Analyse der Lieferkette beginnt mit der Flächenherkunft

Unternehmen sollten ihre gesamte Lieferkette (eigene Produktion, Zulieferer, Zwischenhändler) im Hinblick auf die Flächenherkunft systematisch erfassen. Dies erfordert, die Agrar- und Waldflächen aller (Vor-)Lieferanten zu identifizieren, Nutzungshistorien zu dokumentieren und sie hinsichtlich etwaiger Umnutzungen (Conversion Events) seit dem Stichtag zu prüfen. Wer im Importgeschäft tätig ist, muss zusätzlich lokale Regulierungen und Besitzverhältnisse vor Ort berücksichtigen und seine Lieferanten zu geltenden Standards verpflichten. In der Praxis empfiehlt es sich, mit dem Aufbau einer „Flächenherkunfts-Datenbank“ zu beginnen, in der alle unmittelbar und mittelbar genutzten Flächen, die Herkunft der Rohstoffe sowie die Nutzungshistorie transparent erfasst werden. Ergänzende Verträge mit Lieferanten können helfen, die Herausgabe entsprechender Nachweise und die EUDR-Konformität zu gewährleisten.

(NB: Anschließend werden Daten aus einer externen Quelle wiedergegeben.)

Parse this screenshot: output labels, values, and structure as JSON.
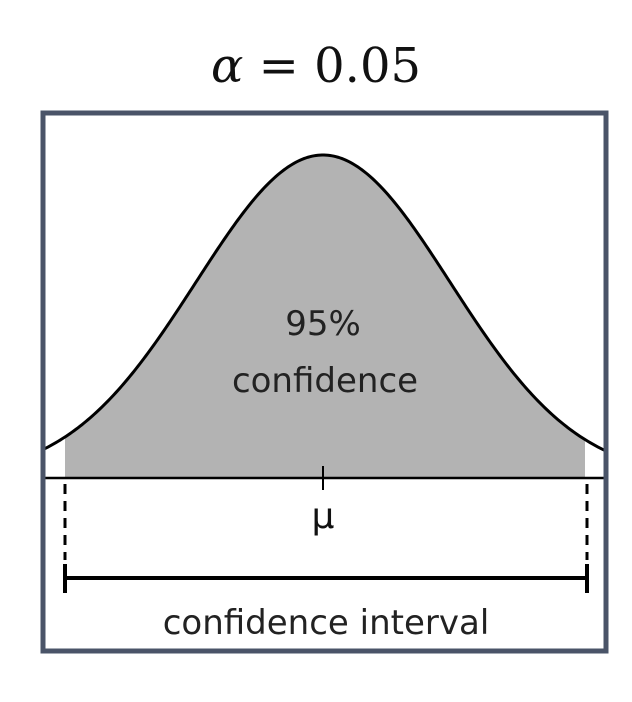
{
  "title": {
    "symbol": "α",
    "rest": " = 0.05"
  },
  "diagram": {
    "center_label_line1": "95%",
    "center_label_line2": "confidence",
    "mean_symbol": "μ",
    "interval_label": "confidence interval",
    "confidence_level_percent": 95
  },
  "colors": {
    "frame": "#4a5468",
    "shaded_region": "#b3b3b3",
    "curve": "#000000",
    "background": "#ffffff"
  }
}
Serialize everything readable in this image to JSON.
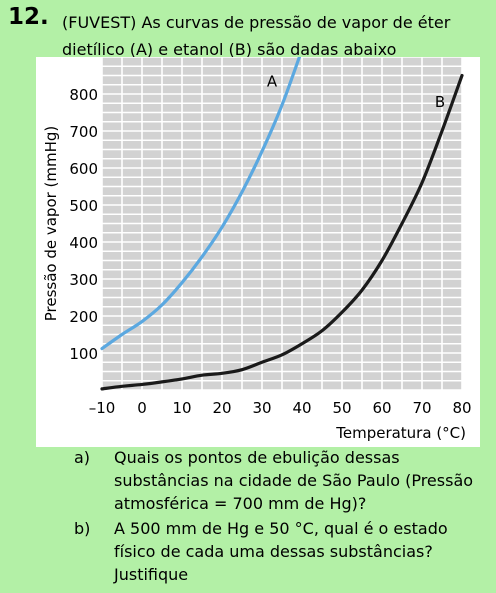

Einsatz digitaler Tools zur Flächenverifikation

Gerade bei global diversifizierten Lieferketten gewinnen digitale Werkzeuge zur Überprüfung der Flächenherkunft enorm an Bedeutung. Plattformen wie Global Forest Watch arbeiten mit modernsten Fernerkundungsdaten – dazu zählen hochaufgelöste Satellitenbilder, Drohnenbefliegungen und GIS-basierte Monitoringtools. Sie ermöglichen es, Flächen dynamisch, tagesaktuell und mit hoher Präzision zu überwachen und damit die Nachweispflichten der EUDR effizient zu erfüllen. Auch im EUDR-Modul der lawcode Suite haben Sie die Möglichkeit, mit Hilfe von Geo-Daten die Anbaufläche Ihrer Rohstoffe zu dokumentieren. Zunehmend setzen Unternehmen auch auf blockchainbasierte Trackinglösungen, mit denen sich Wertschöpfungsstufen und Lieferwege automatisiert dokumentieren lassen. Die Europäische Union wird zudem ein zentrales Datenbank- und Berichtstool zur Verfügung stellen, in dem sämtliche Nachweise zur Flächenherkunft und EUDR-Entwaldungsfreiheit hochgeladen werden müssen. Digitale Integration verringert dabei den Aufwand, senkt Fehlerquellen und ermöglicht schnelle, revisionssichere Überprüfungen.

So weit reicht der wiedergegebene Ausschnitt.